Once you have selected a Branch, you can click 'deploy branch' and you should see some scripts running below for a minute or two.


Once finished and provided successful, a link is provided to then go visit your live website!

Updating your Heroku app

Since you are using your own Git Repo for the application, there are two simple options for updating the live version:

Option 1: Manual

  1. Make changes locally to your application, then git add -A, git commit -m , and git pushto update the deployedmasterbranch (a pull request is then needed if this is a separate branch from themaster`).
  2. Go to your application on, go to your app, click deploy, and then click 'deploy branch' for the selected branch

Option 2: Automatic

  • On in the 'deploy' section of your application next to 'Automatic Deploys', select your deployment branch (master), and click 'enable automatic deploys'. With this enabled, your website will automatically redeploy anytime the deployment branch has any new changes via a push or pull request!

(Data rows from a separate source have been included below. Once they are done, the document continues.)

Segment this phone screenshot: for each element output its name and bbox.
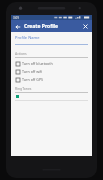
staticText: Turn off GPS [22,77,44,82]
button[interactable]: Profile Name [15,35,88,45]
button[interactable]: Close [81,22,90,31]
staticText: Turn off bluetooth [22,61,53,66]
staticText: Profile Name [15,35,40,40]
staticText: Turn off wifi [22,69,43,74]
staticText: Create Profile [24,23,59,30]
staticText: Actions [15,51,27,56]
button[interactable]: Turn off wifi [15,69,88,74]
button[interactable]: Turn off GPS [15,77,88,82]
button[interactable]: Back [13,22,22,31]
staticText: 3:09 [13,16,19,20]
staticText: RingTones [15,86,32,91]
button[interactable]: Turn off bluetooth [15,61,88,66]
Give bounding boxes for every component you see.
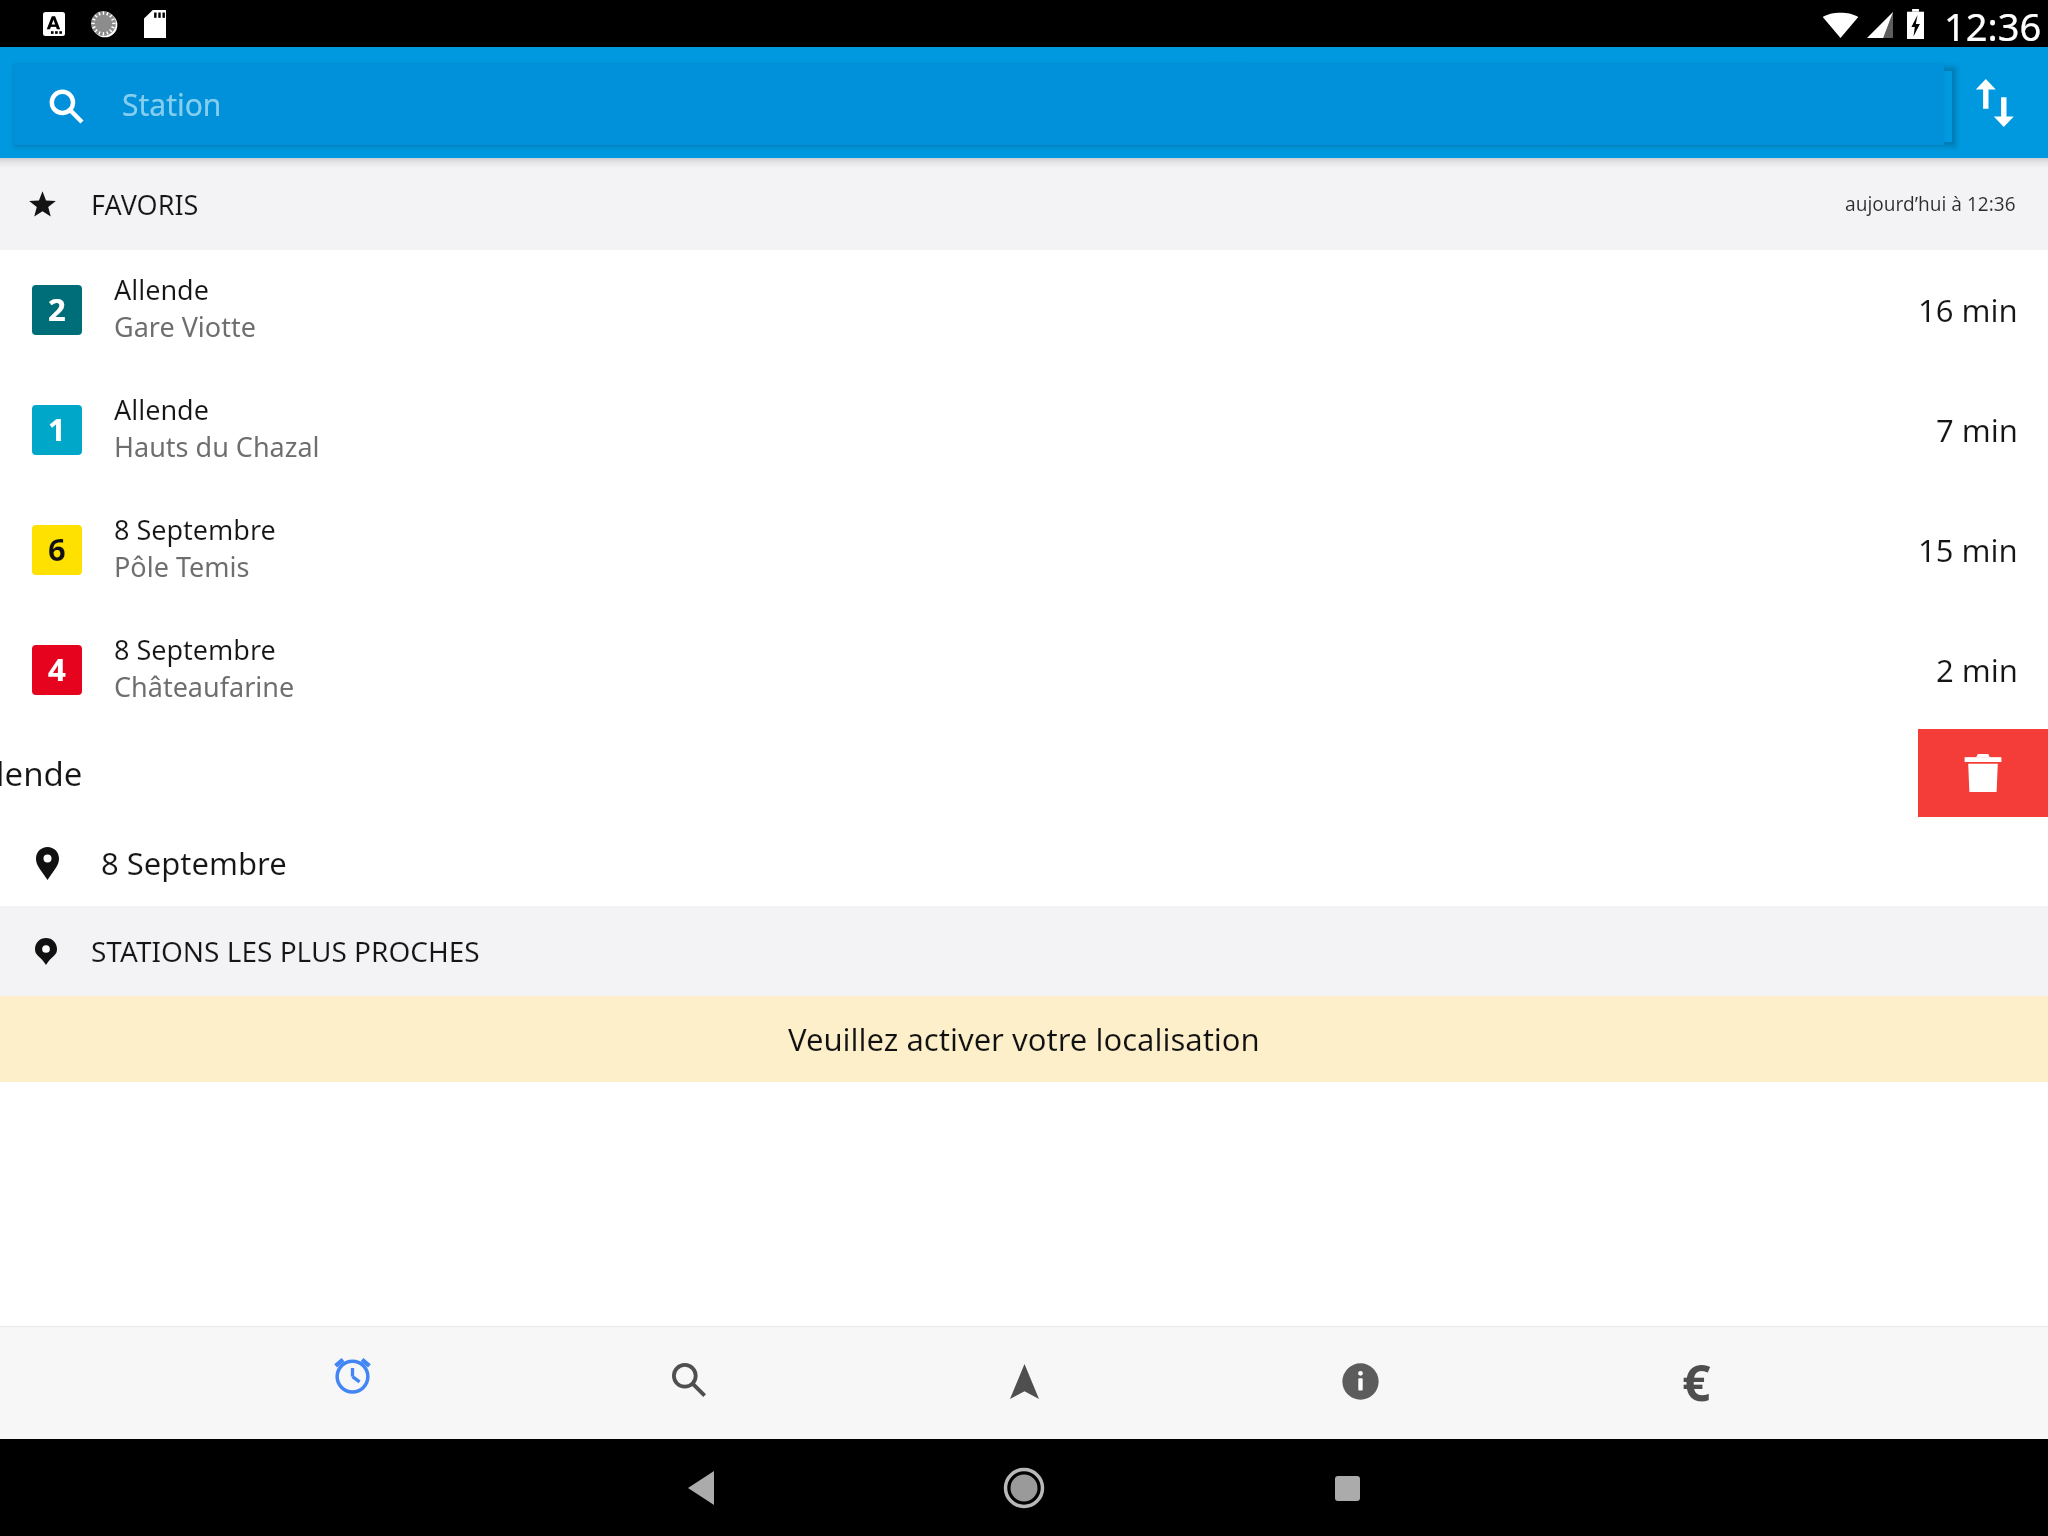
staticText: Châteaufarine: [114, 668, 295, 705]
button[interactable]: Home: [989, 1453, 1059, 1523]
button[interactable]: Fares: [1528, 1326, 1864, 1439]
staticText: 16 min: [1918, 289, 2018, 331]
staticText: Pôle Temis: [114, 548, 250, 585]
button[interactable]: Navigate: [856, 1326, 1192, 1439]
staticText: STATIONS LES PLUS PROCHES: [91, 932, 480, 970]
staticText: Gare Viotte: [114, 308, 256, 345]
staticText: Allende: [114, 391, 209, 428]
staticText: aujourd’hui à 12:36: [1845, 191, 2016, 217]
button[interactable]: Delete: [1918, 729, 2048, 817]
staticText: 12:36: [1944, 0, 2042, 47]
staticText: Allende: [114, 271, 209, 308]
button[interactable]: 8 Septembre: [0, 820, 2048, 906]
staticText: 8 Septembre: [101, 842, 287, 884]
button[interactable]: 6: [0, 490, 2048, 610]
button[interactable]: Recents: [1312, 1453, 1382, 1523]
staticText: Veuillez activer votre localisation: [788, 1018, 1260, 1060]
staticText: 2 min: [1936, 649, 2018, 691]
button[interactable]: Search: [520, 1326, 856, 1439]
button[interactable]: STATIONS LES PLUS PROCHES: [0, 906, 2048, 996]
button[interactable]: 1: [0, 370, 2048, 490]
button[interactable]: 2: [0, 250, 2048, 370]
staticText: Hauts du Chazal: [114, 428, 320, 465]
staticText: 8 Septembre: [114, 511, 276, 548]
staticText: Station: [122, 84, 222, 125]
staticText: €: [1682, 1348, 1711, 1416]
staticText: 15 min: [1918, 529, 2018, 571]
staticText: 8 Septembre: [114, 631, 276, 668]
button[interactable]: lende: [0, 730, 2048, 820]
button[interactable]: Search a station: [14, 64, 1944, 145]
button[interactable]: Info: [1192, 1326, 1528, 1439]
staticText: lende: [0, 751, 83, 796]
button[interactable]: FAVORIS: [0, 158, 2048, 250]
staticText: 1: [48, 408, 66, 450]
button[interactable]: Swap direction: [1956, 64, 2034, 142]
staticText: 6: [48, 528, 66, 570]
staticText: 7 min: [1936, 409, 2018, 451]
staticText: 4: [48, 648, 66, 690]
button[interactable]: Back: [666, 1453, 736, 1523]
staticText: FAVORIS: [91, 186, 199, 223]
button[interactable]: Departures: [184, 1326, 520, 1439]
staticText: 2: [48, 288, 66, 330]
button[interactable]: 4: [0, 610, 2048, 730]
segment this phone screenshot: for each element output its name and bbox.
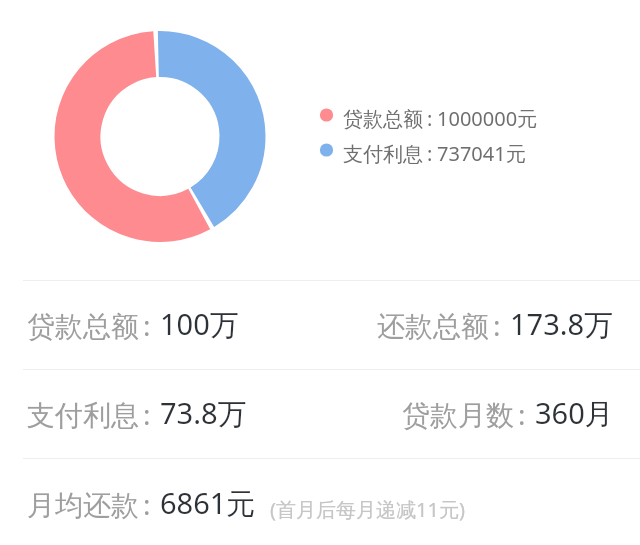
staticText: 还款总额 bbox=[377, 309, 489, 344]
staticText: : bbox=[427, 105, 433, 132]
button[interactable]: 支付利息 bbox=[0, 370, 320, 458]
staticText: : bbox=[493, 306, 501, 344]
staticText: 6861元 bbox=[160, 483, 256, 523]
staticText: 贷款总额 bbox=[343, 107, 423, 132]
staticText: (首月后每月递减11元) bbox=[270, 496, 465, 523]
staticText: 贷款总额 bbox=[27, 309, 139, 344]
staticText: 贷款月数 bbox=[402, 398, 514, 433]
staticText: 1000000元 bbox=[437, 105, 538, 132]
button[interactable]: 贷款月数 bbox=[320, 370, 640, 458]
staticText: : bbox=[143, 306, 151, 344]
staticText: 支付利息 bbox=[343, 142, 423, 167]
staticText: : bbox=[143, 395, 151, 433]
button[interactable]: 贷款构成饼图 bbox=[54, 30, 267, 243]
staticText: : bbox=[143, 485, 151, 523]
staticText: : bbox=[518, 395, 526, 433]
button[interactable]: 贷款总额 bbox=[318, 105, 538, 132]
button[interactable]: 月均还款 bbox=[0, 459, 640, 545]
staticText: 173.8万 bbox=[510, 304, 614, 344]
staticText: 737041元 bbox=[437, 140, 526, 167]
staticText: : bbox=[427, 140, 433, 167]
button[interactable]: 贷款总额 bbox=[0, 281, 320, 369]
staticText: 100万 bbox=[160, 304, 239, 344]
button[interactable]: 还款总额 bbox=[320, 281, 640, 369]
staticText: 73.8万 bbox=[160, 393, 247, 433]
staticText: 支付利息 bbox=[27, 398, 139, 433]
staticText: 360月 bbox=[535, 393, 614, 433]
staticText: 月均还款 bbox=[27, 488, 139, 523]
button[interactable]: 支付利息 bbox=[318, 140, 526, 167]
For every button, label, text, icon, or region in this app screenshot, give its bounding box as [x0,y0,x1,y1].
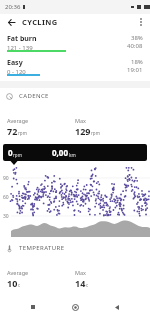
staticText: Average [7,117,29,124]
staticText: Easy [7,58,23,68]
staticText: 18% [131,58,143,66]
staticText: 38% [131,34,143,42]
staticText: CYCLING [22,17,58,27]
staticText: rpm [91,130,100,136]
staticText: c [86,282,89,288]
staticText: km [69,152,76,158]
button[interactable]: More options [132,14,150,30]
staticText: 72 [7,125,18,137]
button[interactable]: Recent apps [24,298,42,316]
staticText: rpm [18,130,27,136]
staticText: c [18,282,21,288]
button[interactable]: Easy [0,58,150,80]
staticText: Average [7,269,29,276]
staticText: rpm [13,152,22,158]
staticText: 14 [75,277,86,289]
button[interactable]: Back [108,298,126,316]
staticText: 10 [7,277,18,289]
staticText: 60 [3,194,9,201]
staticText: 0 - 120 [7,68,26,76]
staticText: 121 - 139 [7,44,33,52]
button[interactable]: Fat burn [0,34,150,56]
staticText: 90 [3,175,9,182]
staticText: 129 [75,125,91,137]
staticText: Fat burn [7,34,37,44]
staticText: 0,00 [52,147,69,158]
staticText: 30 [3,213,9,220]
staticText: Max [75,117,86,124]
button[interactable]: Home [66,298,84,316]
staticText: 0 [8,147,13,158]
staticText: CADENCE [19,92,49,100]
staticText: TEMPERATURE [19,244,65,252]
button[interactable]: Back [0,14,22,30]
staticText: Max [75,269,86,276]
staticText: 19:01 [127,66,143,74]
staticText: 20:36 [5,3,21,11]
staticText: 40:08 [127,42,143,50]
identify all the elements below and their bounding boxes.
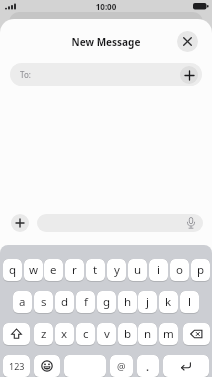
button[interactable]	[177, 31, 198, 52]
staticText: c	[83, 326, 89, 342]
staticText: o	[176, 262, 183, 278]
button[interactable]: m	[159, 323, 178, 346]
button[interactable]: u	[128, 259, 147, 282]
staticText: f	[84, 294, 88, 310]
staticText: e	[50, 262, 57, 278]
button[interactable]: g	[97, 291, 116, 314]
button[interactable]: h	[118, 291, 137, 314]
button[interactable]: i	[149, 259, 168, 282]
button[interactable]	[183, 323, 210, 346]
staticText: .	[146, 359, 150, 374]
button[interactable]: o	[170, 259, 189, 282]
button[interactable]	[64, 355, 106, 377]
button[interactable]: w	[24, 259, 43, 282]
staticText: r	[72, 262, 77, 278]
button[interactable]: d	[55, 291, 74, 314]
button[interactable]: b	[118, 323, 137, 346]
button[interactable]: l	[180, 291, 199, 314]
staticText: l	[188, 294, 191, 310]
staticText: w	[29, 262, 39, 278]
button[interactable]: p	[191, 259, 210, 282]
staticText: s	[41, 294, 47, 310]
button[interactable]: y	[107, 259, 126, 282]
button[interactable]: x	[55, 323, 74, 346]
staticText: g	[103, 294, 111, 310]
button[interactable]: s	[34, 291, 53, 314]
staticText: i	[157, 262, 160, 278]
button[interactable]: r	[65, 259, 84, 282]
staticText: New Message	[0, 35, 212, 49]
button[interactable]: v	[97, 323, 116, 346]
button[interactable]: @	[110, 355, 133, 377]
staticText: 10:00	[0, 1, 212, 12]
staticText: z	[41, 326, 47, 342]
staticText: 123	[9, 360, 25, 372]
button[interactable]: n	[138, 323, 157, 346]
button[interactable]: q	[3, 259, 22, 282]
staticText: x	[61, 326, 68, 342]
button[interactable]	[37, 214, 203, 232]
staticText: k	[165, 294, 172, 310]
staticText: u	[134, 262, 142, 278]
staticText: y	[114, 262, 120, 278]
staticText: @	[117, 360, 126, 373]
button[interactable]	[34, 355, 60, 377]
staticText: m	[163, 326, 174, 342]
staticText: v	[104, 326, 110, 342]
button[interactable]: f	[76, 291, 95, 314]
button[interactable]	[163, 355, 209, 377]
staticText: n	[144, 326, 152, 342]
button[interactable]: c	[76, 323, 95, 346]
button[interactable]: k	[159, 291, 178, 314]
staticText: p	[197, 262, 205, 278]
staticText: t	[93, 262, 98, 278]
button[interactable]: a	[13, 291, 32, 314]
staticText: h	[124, 294, 132, 310]
staticText: q	[9, 262, 17, 278]
button[interactable]: 123	[3, 355, 30, 377]
staticText: a	[19, 294, 26, 310]
button[interactable]: z	[34, 323, 53, 346]
staticText: j	[146, 294, 149, 310]
staticText: To:	[20, 69, 31, 80]
button[interactable]: To:	[10, 63, 202, 86]
button[interactable]: t	[86, 259, 105, 282]
button[interactable]	[11, 214, 29, 232]
staticText: b	[124, 326, 132, 342]
button[interactable]: .	[137, 355, 159, 377]
button[interactable]	[3, 323, 30, 346]
button[interactable]: e	[44, 259, 63, 282]
button[interactable]: j	[138, 291, 157, 314]
button[interactable]	[180, 66, 198, 84]
staticText: d	[61, 294, 69, 310]
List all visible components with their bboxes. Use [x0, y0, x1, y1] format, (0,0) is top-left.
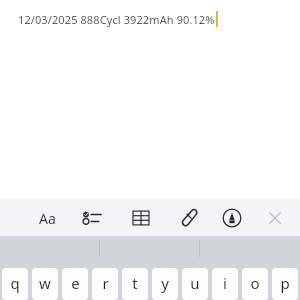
staticText: p	[280, 273, 290, 293]
button[interactable]: Attach	[172, 202, 204, 234]
button[interactable]: p	[272, 268, 298, 300]
button[interactable]: o	[242, 268, 268, 300]
staticText: e	[71, 273, 80, 293]
staticText: w	[39, 273, 51, 293]
button[interactable]: w	[32, 268, 58, 300]
button[interactable]: y	[152, 268, 178, 300]
button[interactable]: i	[212, 268, 238, 300]
button[interactable]: Table	[125, 202, 157, 234]
staticText: i	[223, 273, 227, 293]
staticText: 12/03/2025 888Cycl 3922mAh 90.12%	[18, 12, 215, 27]
button[interactable]: e	[62, 268, 88, 300]
staticText: r	[102, 273, 109, 293]
staticText: y	[161, 273, 169, 293]
button[interactable]: u	[182, 268, 208, 300]
button[interactable]: r	[92, 268, 118, 300]
button[interactable]: Checklist	[76, 202, 108, 234]
staticText: Aa	[39, 209, 56, 228]
button[interactable]: Text format	[31, 202, 63, 234]
button[interactable]: Close	[259, 202, 291, 234]
button[interactable]: Markup	[216, 202, 248, 234]
staticText: o	[250, 273, 260, 293]
button[interactable]: t	[122, 268, 148, 300]
button[interactable]: q	[2, 268, 28, 300]
staticText: t	[132, 273, 138, 293]
staticText: q	[10, 273, 20, 293]
staticText: u	[190, 273, 200, 293]
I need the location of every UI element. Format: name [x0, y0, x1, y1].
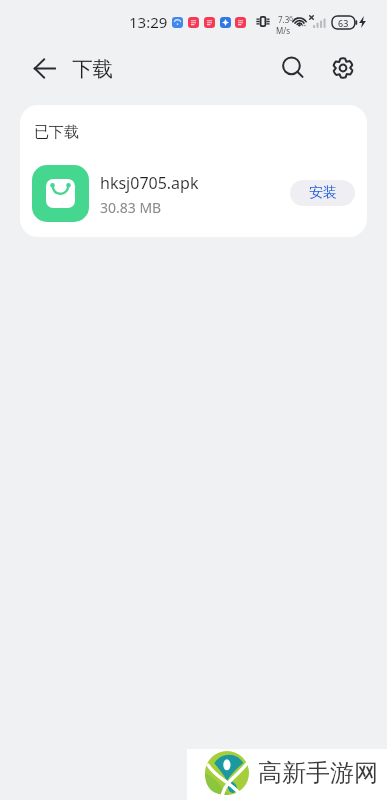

Exporting your local database to Atlas

MongoDB has a few ways you can import/export databases, and we'll use their mongodump and mongorestore commands to accomplish this.

First you need to know your database name. You can find this by either:

Go into Mongo shell by typing mongo into your terminal. Then type show dbs and you'll get a list of all local database names.

Create Export directory using mongodump

Make sure you are in the top level of your project directory.  Use the following command to make a copy of your local database and put it in a directory.

mongodump --db=<dbname>  --archive=<dbname>.archive

Importing to Atlas using mongorestore
Mongorestore can create a new database or add data to an existing database.  It does only perform inserts, not updates, meaning you can add new information but cannot change existing information.

Back in your Atlas dashboard, go to Clusters and click on the ... button next to collections, then Command Line Tools. Under the Binary Import and Export Tools copy the mongorestore command provided to you into your shell. Replace <username> and <password> with your details and include the archive file you created using mongodump. It will look something like this:

mongorestore --uri=mongodb+srv://<username>:<password> --archive=<dbname>.archive

If successful, you should see the imported database in the Collections page of your cluster.